In Quebec too, similar bureaucratic mechanisms have transformed the health system into a bottomless financial pit of very dubious effectiveness. Without tackling this octopus, even if we put 80% of our public funds into this ministry, inefficiency would remain endemic.

Let us say ironically that if in an efficient organization, one manager is needed to supervise nine workers, the bureaucracy tends towards a model where nine managers watch over one worker. Now, to paraphrase Coluche, a good part of this hierarchy is similar to shelves: the higher it is, the less useful it is.

In 2018, in a very provocative book entitled Bullshit Jobs, the anthropologist David Graeber took a very harsh look at these jobs that he considers useless and even harmful in our societies, including the dustiest shelves from above. In order not to offend sensitivities, I will not give here the list of areas mentioned in the book. Allow me, however, to summarize his definition of what bullshit jobs. These are, he says, paid jobs that are so useless and superfluous that even the employees who occupy them cannot justify their importance.
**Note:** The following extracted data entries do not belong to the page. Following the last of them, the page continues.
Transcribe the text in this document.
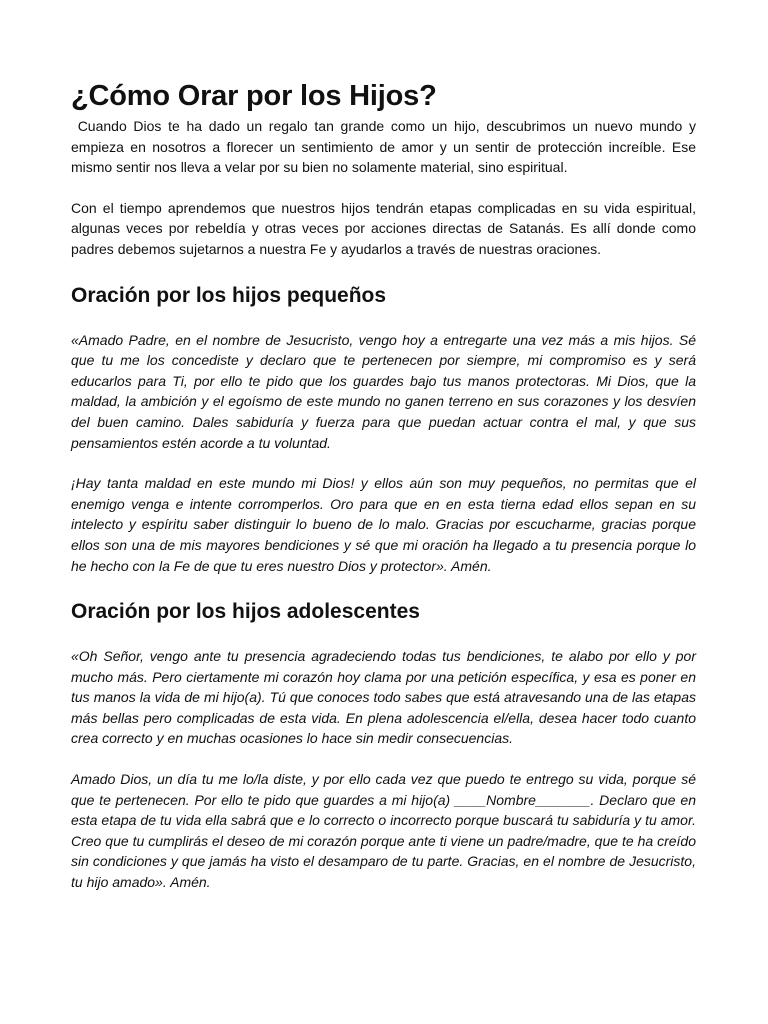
¿Cómo Orar por los Hijos?

Cuando Dios te ha dado un regalo tan grande como un hijo, descubrimos un nuevo mundo y empieza en nosotros a florecer un sentimiento de amor y un sentir de protección increíble. Ese mismo sentir nos lleva a velar por su bien no solamente material, sino espiritual.

Con el tiempo aprendemos que nuestros hijos tendrán etapas complicadas en su vida espiritual, algunas veces por rebeldía y otras veces por acciones directas de Satanás. Es allí donde como padres debemos sujetarnos a nuestra Fe y ayudarlos a través de nuestras oraciones.

Oración por los hijos pequeños

«Amado Padre, en el nombre de Jesucristo, vengo hoy a entregarte una vez más a mis hijos. Sé que tu me los concediste y declaro que te pertenecen por siempre, mi compromiso es y será educarlos para Ti, por ello te pido que los guardes bajo tus manos protectoras. Mi Dios, que la maldad, la ambición y el egoísmo de este mundo no ganen terreno en sus corazones y los desvíen del buen camino. Dales sabiduría y fuerza para que puedan actuar contra el mal, y que sus pensamientos estén acorde a tu voluntad.

¡Hay tanta maldad en este mundo mi Dios! y ellos aún son muy pequeños, no permitas que el enemigo venga e intente corromperlos. Oro para que en en esta tierna edad ellos sepan en su intelecto y espíritu saber distinguir lo bueno de lo malo. Gracias por escucharme, gracias porque ellos son una de mis mayores bendiciones y sé que mi oración ha llegado a tu presencia porque lo he hecho con la Fe de que tu eres nuestro Dios y protector». Amén.

Oración por los hijos adolescentes

«Oh Señor, vengo ante tu presencia agradeciendo todas tus bendiciones, te alabo por ello y por mucho más. Pero ciertamente mi corazón hoy clama por una petición específica, y esa es poner en tus manos la vida de mi hijo(a). Tú que conoces todo sabes que está atravesando una de las etapas más bellas pero complicadas de esta vida. En plena adolescencia el/ella, desea hacer todo cuanto crea correcto y en muchas ocasiones lo hace sin medir consecuencias.

Amado Dios, un día tu me lo/la diste, y por ello cada vez que puedo te entrego su vida, porque sé que te pertenecen. Por ello te pido que guardes a mi hijo(a) ____Nombre_______. Declaro que en esta etapa de tu vida ella sabrá que e lo correcto o incorrecto porque buscará tu sabiduría y tu amor. Creo que tu cumplirás el deseo de mi corazón porque ante ti viene un padre/madre, que te ha creído sin condiciones y que jamás ha visto el desamparo de tu parte. Gracias, en el nombre de Jesucristo, tu hijo amado». Amén.
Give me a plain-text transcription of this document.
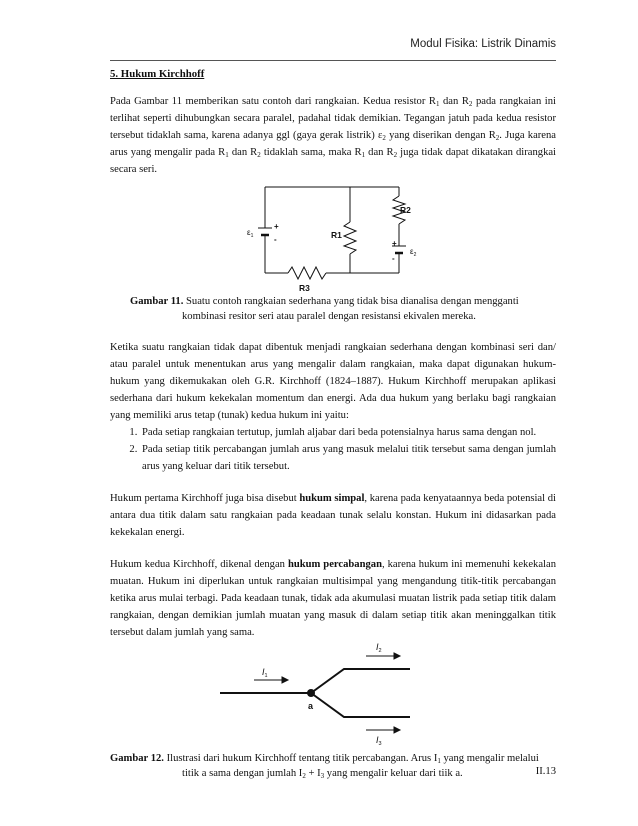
Modul Fisika: Listrik Dinamis
5. Hukum Kirchhoff

Pada Gambar 11 memberikan satu contoh dari rangkaian. Kedua resistor $R_1$ dan $R_2$ pada rangkaian ini terlihat seperti dihubungkan secara paralel, padahal tidak demikian. Tegangan jatuh pada kedua resistor tersebut tidaklah sama, karena adanya ggl (gaya gerak listrik) $\varepsilon_2$ yang diserikan dengan $R_2$. Juga karena arus yang mengalir pada $R_1$ dan $R_2$ tidaklah sama, maka $R_1$ dan $R_2$ juga tidak dapat dikatakan dirangkai secara seri.

+
-
$\varepsilon_1$	R1
R2
R3
+
-
$\varepsilon_2$
Gambar 11. Suatu contoh rangkaian sederhana yang tidak bisa dianalisa dengan mengganti
kombinasi resitor seri atau paralel dengan resistansi ekivalen mereka.

Ketika suatu rangkaian tidak dapat dibentuk menjadi rangkaian sederhana dengan kombinasi seri dan/ atau paralel untuk menentukan arus yang mengalir dalam rangkaian, maka dapat digunakan hukum-hukum yang dikemukakan oleh G.R. Kirchhoff (1824–1887). Hukum Kirchhoff merupakan aplikasi sederhana dari hukum kekekalan momentum dan energi. Ada dua hukum yang berlaku bagi rangkaian yang memiliki arus tetap (tunak) kedua hukum ini yaitu:

1. Pada setiap rangkaian tertutup, jumlah aljabar dari beda potensialnya harus sama dengan nol.
2. Pada setiap titik percabangan jumlah arus yang masuk melalui titik tersebut sama dengan jumlah arus yang keluar dari titik tersebut.

Hukum pertama Kirchhoff juga bisa disebut hukum simpal, karena pada kenyataannya beda potensial di antara dua titik dalam satu rangkaian pada keadaan tunak selalu konstan. Hukum ini didasarkan pada kekekalan energi.

Hukum kedua Kirchhoff, dikenal dengan hukum percabangan, karena hukum ini memenuhi kekekalan muatan. Hukum ini diperlukan untuk rangkaian multisimpal yang mengandung titik-titik percabangan ketika arus mulai terbagi. Pada keadaan tunak, tidak ada akumulasi muatan listrik pada setiap titik dalam rangkaian, dengan demikian jumlah muatan yang masuk di dalam setiap titik akan meninggalkan titik tersebut dalam jumlah yang sama.

$I_1$
$I_2$
$I_3$
a
Gambar 12. Ilustrasi dari hukum Kirchhoff tentang titik percabangan. Arus $I_1$ yang mengalir melalui
titik a sama dengan jumlah $I_2 + I_3$ yang mengalir keluar dari tiik a.	II.13
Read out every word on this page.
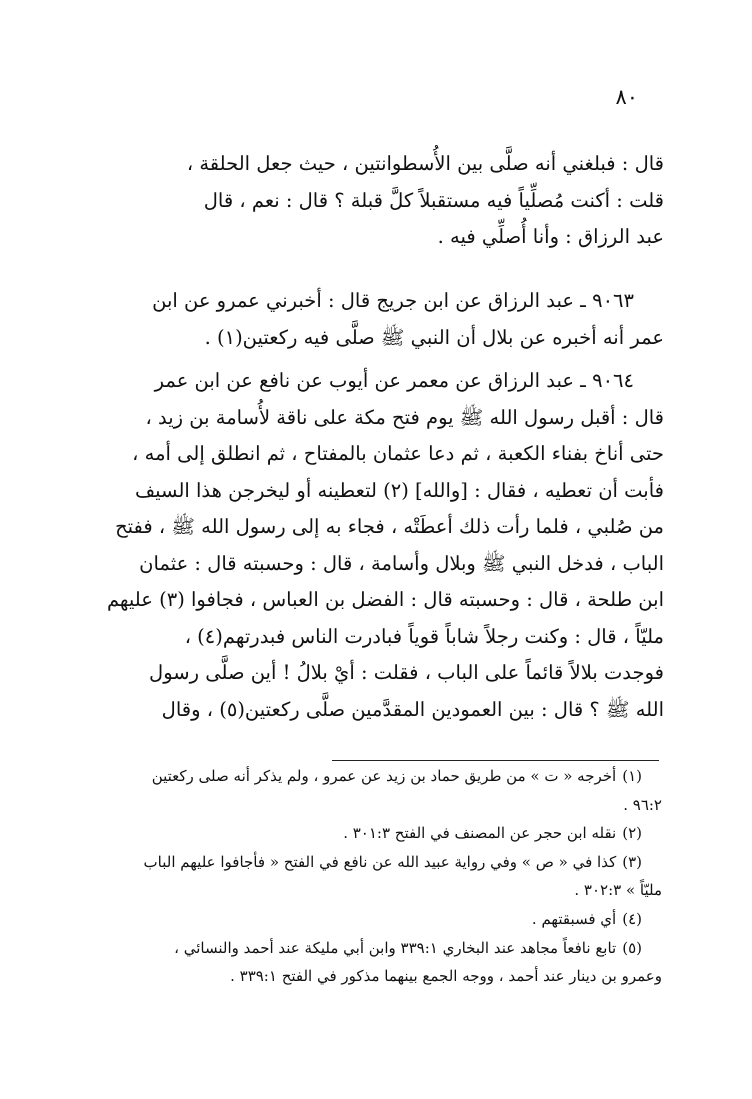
٨٠

قال : فبلغني أنه صلَّى بين الأُسطوانتين ، حيث جعل الحلقة ،

قلت : أكنت مُصلِّياً فيه مستقبلاً كلَّ قبلة ؟ قال : نعم ، قال

عبد الرزاق : وأنا أُصلِّي فيه .

٩٠٦٣ ـ عبد الرزاق عن ابن جريج قال : أخبرني عمرو عن ابن

عمر أنه أخبره عن بلال أن النبي ﷺ صلَّى فيه ركعتين(١) .

٩٠٦٤ ـ عبد الرزاق عن معمر عن أيوب عن نافع عن ابن عمر

قال : أقبل رسول الله ﷺ يوم فتح مكة على ناقة لأُسامة بن زيد ،

حتى أناخ بفناء الكعبة ، ثم دعا عثمان بالمفتاح ، ثم انطلق إلى أمه ،

فأبت أن تعطيه ، فقال : [والله] (٢) لتعطينه أو ليخرجن هذا السيف

من صُلبي ، فلما رأت ذلك أعطَتْه ، فجاء به إلى رسول الله ﷺ ، ففتح

الباب ، فدخل النبي ﷺ وبلال وأسامة ، قال : وحسبته قال : عثمان

ابن طلحة ، قال : وحسبته قال : الفضل بن العباس ، فجافوا (٣) عليهم

مليّاً ، قال : وكنت رجلاً شاباً قوياً فبادرت الناس فبدرتهم(٤) ،

فوجدت بلالاً قائماً على الباب ، فقلت : أيْ بلالُ ! أين صلَّى رسول

الله ﷺ ؟ قال : بين العمودين المقدَّمين صلَّى ركعتين(٥) ، وقال

(١)أخرجه « ت » من طريق حماد بن زيد عن عمرو ، ولم يذكر أنه صلى ركعتين

٩٦:٢ .

(٢)نقله ابن حجر عن المصنف في الفتح ٣٠١:٣ .

(٣)كذا في « ص » وفي رواية عبيد الله عن نافع في الفتح « فأجافوا عليهم الباب

مليّاً » ٣٠٢:٣ .

(٤)أي فسبقتهم .

(٥)تابع نافعاً مجاهد عند البخاري ٣٣٩:١ وابن أبي مليكة عند أحمد والنسائي ،

وعمرو بن دينار عند أحمد ، ووجه الجمع بينهما مذكور في الفتح ٣٣٩:١ .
However, these employees go to work every day and even manage to convince themselves that they are wrong to doubt the relevance of their position. In a survey carried out by the firm YouGov in 2015, 37% of British workers questioned recognized that their job made no contribution to the rest of society.

Our institutions are crumbling under this omnipresent bureaucracy and no revolution will be able to improve their efficiency without tackling the problem at the source.

Let us still wish Christian Dubé good luck so that Santé Québec, its future hierarchical megastructure, escapes everything I have just said. It won’t be easy. I recently heard Gilles Duceppe, paraphrasing the vision of Jean-Baptiste Lamarque, say that in biology, it is the need that creates the organ and, in bureaucracy, it is the organ that creates the need.

All this to say that we would perhaps benefit from drawing inspiration from the decompartmentalized system of plants which is much more resilient than our hierarchical and bureaucratic model. I am making this proposal, but as I am also not certain of the relevance of what I do in life, I have no idea how to lead this revolution.

I must even admit that the writing of this text was a little motivated by my mysteriously missed hospital appointment, because even if I am for downsizing, I am far from being a libertarian.